Science, Religion and Culture Pope Francis: Audience with participants in the Plenary of the Pontifical Council for Culture, 18.11.2017 Pope Francis: As I wished to affirm in the Encyclical Laudato si', “we urgently need a humanism capable of bringing together the different fields of knowledge … in the service of a more integral and integrating vision” (no. 141), so as to be able to overcome the tragic division between the “two cultures”, the humanistic-literary-theological and the scientific, which leads to a mutual impoverishment, and to encourage a greater dialogue between the Church, community of believers, and the scientific community. The Church, for her part, offers some great principles to sustain this dialogue. The first is the centrality of the human person, which must be considered an end and not a means. This must be placed in harmonious relation to creation, not as a despot guarding God's legacy but rather as a loving custodian of the work of the Creator. The second principle it is necessary to remember is that of the universal destination of goods, which also regards those of knowledge and technology. Scientific and technological progress serve the good of all humanity, and their benefits cannot be of advantage only to a few. In this way, one avoids that the future will add new inequalities based on knowledge and increase the gap between rich and poor. The great decisions on the direction of scientific research and investments in the latter must be taken by society as a whole and not dictated solely by the rules of the market or the interest of the few. Finally, the principle remains that not all that is technically possible or feasible is therefore ethically acceptable. Science, like any other human activity, knows that there are limits to be observed for the good of humanity itself, and requires a sense of ethical responsibility. The true measure of progress, as Blessed Paul VI recalled, is that which aims at the good of every man and man.

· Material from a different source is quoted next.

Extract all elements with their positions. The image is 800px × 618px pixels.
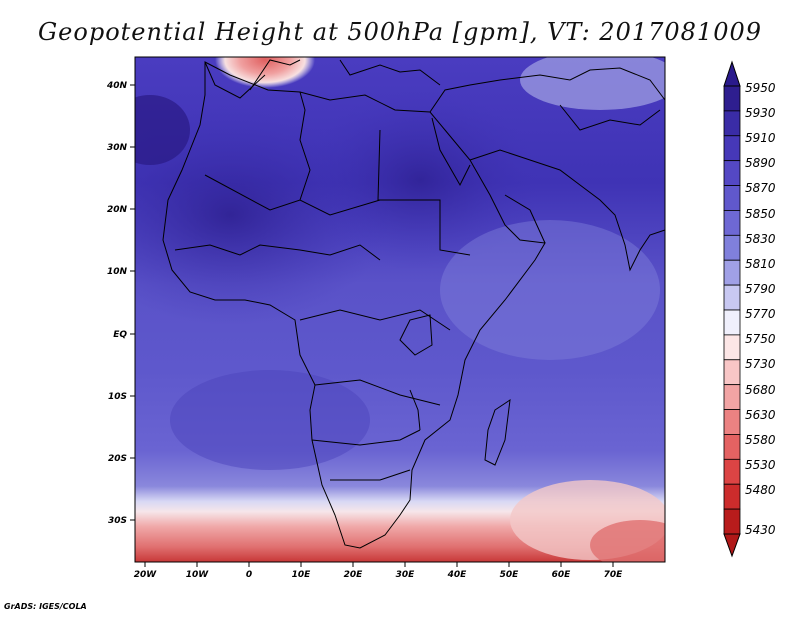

HISTORY of SCIENCE and RELIGION: Historically, Catholics are numbered among the most important scientists of all time, including Rene Descartes, who discovered analytic geometry and the laws of refraction; Blaise Pascal, inventor of the adding machine, hydraulic press, and the mathematical theory of probabilities; Augustinian priest Gregor Mendel, who founded modern genetics; Louis Pasteur, founder of microbiology and creator of the first vaccine for rabies and anthrax; and cleric Nicolaus Copernicus, who first developed scientifically the view that the earth rotated around the sun; Laura Bassi. Jesuit priests in particular have a long history of scientific achievement. Catholic Education Resource Centre

GALILEO and the Church: As an intuitive physicist, Galileo understood and communicated the planetary system and was famously condemned by theologians whose understanding of world structure was founded by a literal interpretation of Sacred Scripture. In 1633, the Church pronounced that Galileo was suspected of heresy and condemned to prison of the Holy Office with his writings prohibited. Galileo entered a plea, ceased his heliocentric teachings and spent the rest of his life under house arrest. 300 years later, Pope John Paul II: ‘the error of the theologians of the time, when they maintained the centrality of the Earth, was to think that our understanding of the physical world's structure was, in some way, imposed by the literal sense of Sacred Scripture.' If only they had recalled St Augustine and St Thomas Aquinas who recognised that Scripture often speaks the truth about creation in a nonliteral, non-scientific way.